Je ne vous recommande surtout pas d'essayer de rendre le thème du cours attrayant pour les élèves. Je sais que cela peut sembler bizarre, mais laissez-moi développer mes arguments. La méthode qui consiste à adapter le thème du cours aux intérêts des élèves s'avère inefficace. (…) Par exemple, je suis passionné par la psychologie cognitive, donc vous pourriez vous dire: "Pour que Willingham s'intéresse à ce problème de mathématiques, je vais lui trouver un énoncé où la psychologie cognitive est en jeu." Mais je peux tout à fait m'ennuyer même en entendant parler de psychologie cognitive, comme cela s'est déjà produit maintes fois lors de conférences professionnelles auxquelles j'ai assisté. D'autre part, il est très difficile de trouver un sujet qui intéresse les élèves et, de ce fait, cette entreprise peut s'avérer infructueuse. Comment un professeur de mathématiques est-il censé enseigner l'algèbre en trouvant des exemples qui intéressent ma fille de seize ans? En utilisant un exemple de la "vraie vie" avec par exemple le nombre de minutes de forfait pour son téléphone portable? (…) n'y aurait-il pas un risque que ma fille s'intéresse davantage à son téléphone portable qu'au problème lui-même? (…) Donc si le contenu du cours ne suffit pas, peut être que la façon d'enseigner peut faire la différence? (…)
- L'enseignante A est une comédienne. Elle plaisante souvent et ne rate jamais l'occasion de donner un exemple amusant.
- L'enseignante B est cheftaine. Elle est très autoritaire et presque condescendante, mais en même temps tellement chaleureuse qu'on lui pardonne. Les élèves l'appellent "Maman" dans son dos.
- L'enseignant C est un conteur. Il illustre presque tout en racontant une anecdote tirée de sa vie personnelle. Le rythme de ses cours est plutôt lent et lui-même est calme et modeste.
- L'enseignant D est un show man. S'il pouvait tirer des feux d'artifice en plein cours, il le ferait. Le contenu de ses cours ne se prête pas facilement à des démonstrations, mais il investit beaucoup de temps et d'énergie pour élaborer des travaux pratiques intéressants, au cours desquels les élèves doivent souvent utiliser des appareils qu'il a fabriqué lui-même.

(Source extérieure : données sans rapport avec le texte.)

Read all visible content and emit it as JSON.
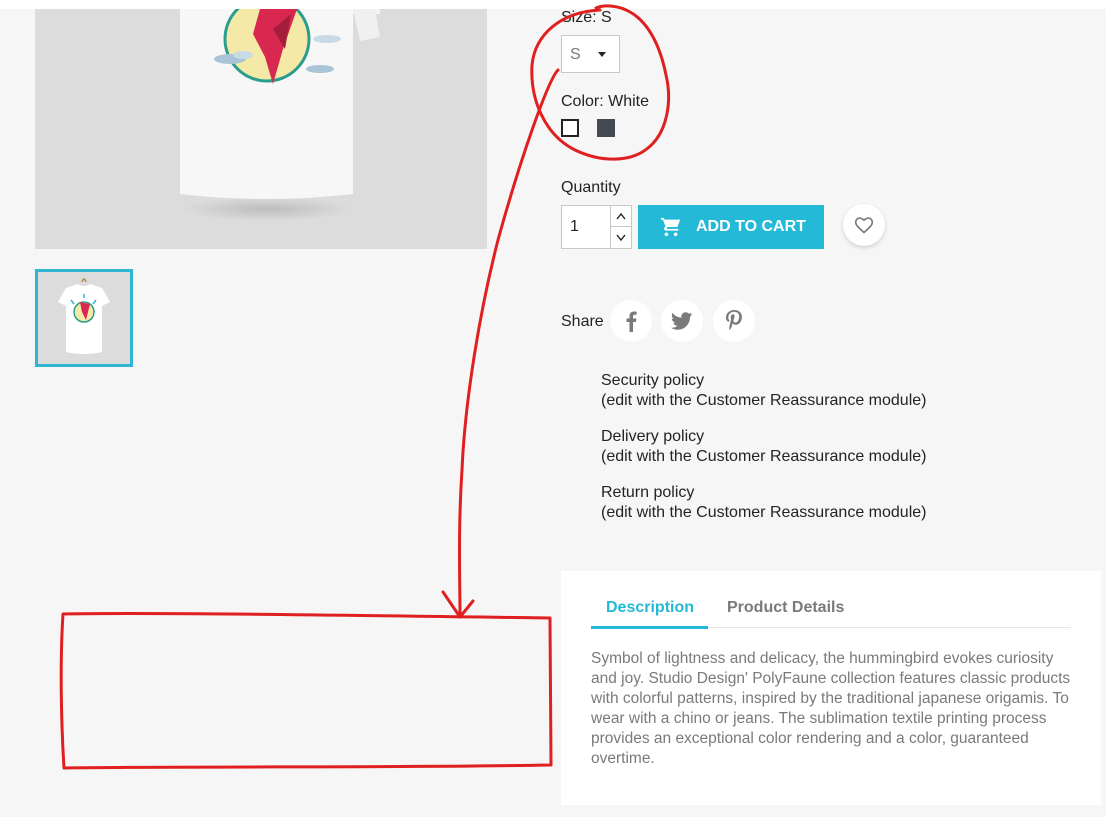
{
  "product": {
    "size_label": "Size: S",
    "size_value": "S",
    "color_label": "Color: White",
    "swatches": [
      {
        "name": "White",
        "hex": "#ffffff"
      },
      {
        "name": "Grey",
        "hex": "#434a54"
      }
    ],
    "quantity_label": "Quantity",
    "quantity_value": "1",
    "add_to_cart_label": "ADD TO CART",
    "share_label": "Share"
  },
  "reassurance": [
    {
      "title": "Security policy",
      "subtitle": "(edit with the Customer Reassurance module)"
    },
    {
      "title": "Delivery policy",
      "subtitle": "(edit with the Customer Reassurance module)"
    },
    {
      "title": "Return policy",
      "subtitle": "(edit with the Customer Reassurance module)"
    }
  ],
  "tabs": {
    "description": "Description",
    "details": "Product Details"
  },
  "description_text": "Symbol of lightness and delicacy, the hummingbird evokes curiosity and joy. Studio Design' PolyFaune collection features classic products with colorful patterns, inspired by the traditional japanese origamis. To wear with a chino or jeans. The sublimation textile printing process provides an exceptional color rendering and a color, guaranteed overtime.",
  "colors": {
    "accent": "#24b9d7",
    "annotation": "#e02020",
    "background": "#f6f6f6"
  },
  "icons": [
    "cart-icon",
    "heart-icon",
    "facebook-icon",
    "twitter-icon",
    "pinterest-icon",
    "chevron-up-icon",
    "chevron-down-icon"
  ]
}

Ces quatre individus sont considérés par les élèves comme des professeurs qui savent rendre intéressant quelque chose d'ennuyeux et chacun d'entre eux a la capacité de pousser ses élèves à réfléchir au sens de ses cours. Il ont chacun une méthode d'enseignement bien à eux mais toutes ces méthodes fonctionnent. (…) Même si les élèves du primaire et du secondaire ne remplissent pas de questionnaires sur leurs professeurs, nous savons plus ou moins que ces deux éléments sont aussi très importants. Le lien affectif entre les élèves et leur enseignant influence considérablement l'intérêt qu'ils vont porter au cours, pour le meilleur et le pire. Un professeur a beau être parfaitement organisé, si les élèves ne l'aiment pas, sa méthode sera inefficace. D'autre part, un professeur gentil ou qui raconte des histoires farfelues, mais dont les leçons manquent d'organisation, ne sera pas non plus efficace. Pour être un bon professeur, il faut avoir ces deux qualités: il faut être capable d'avoir une relation personnelle avec les élèves, mais il faut aussi organiser ses cours de façon à les rendre intéressants et faciles à comprendre (ndlr c'est moi qui souligne). C'est ce que j'ai voulu montrer en distinguant ces quatre types d'enseignants (et il peut y en avoir bien d'autres.) Mais il y a selon moi un problème: quand on pense à la définition d'un bon professeur, on a tendance à se concentrer uniquement sur sa personnalité. Mais un enseignant avec une bonne personnalité n'est que la moitié d'un bon professeur. Les plaisanteries, les histoires, l'attitude chaleureuse, le charisme mettent les élèves à l'aise et parviennent à capter leur attention. Mais comment s'assurer qu'ils réfléchissent vraiment à ce qu'on leur enseigne? C'est là que la deuxième condition nécessaire pour être un bon enseignant entre en jeu: il faut savoir organiser les idées d'un cours de façon cohérente pour que les élèves les comprennent et les retiennent. (…)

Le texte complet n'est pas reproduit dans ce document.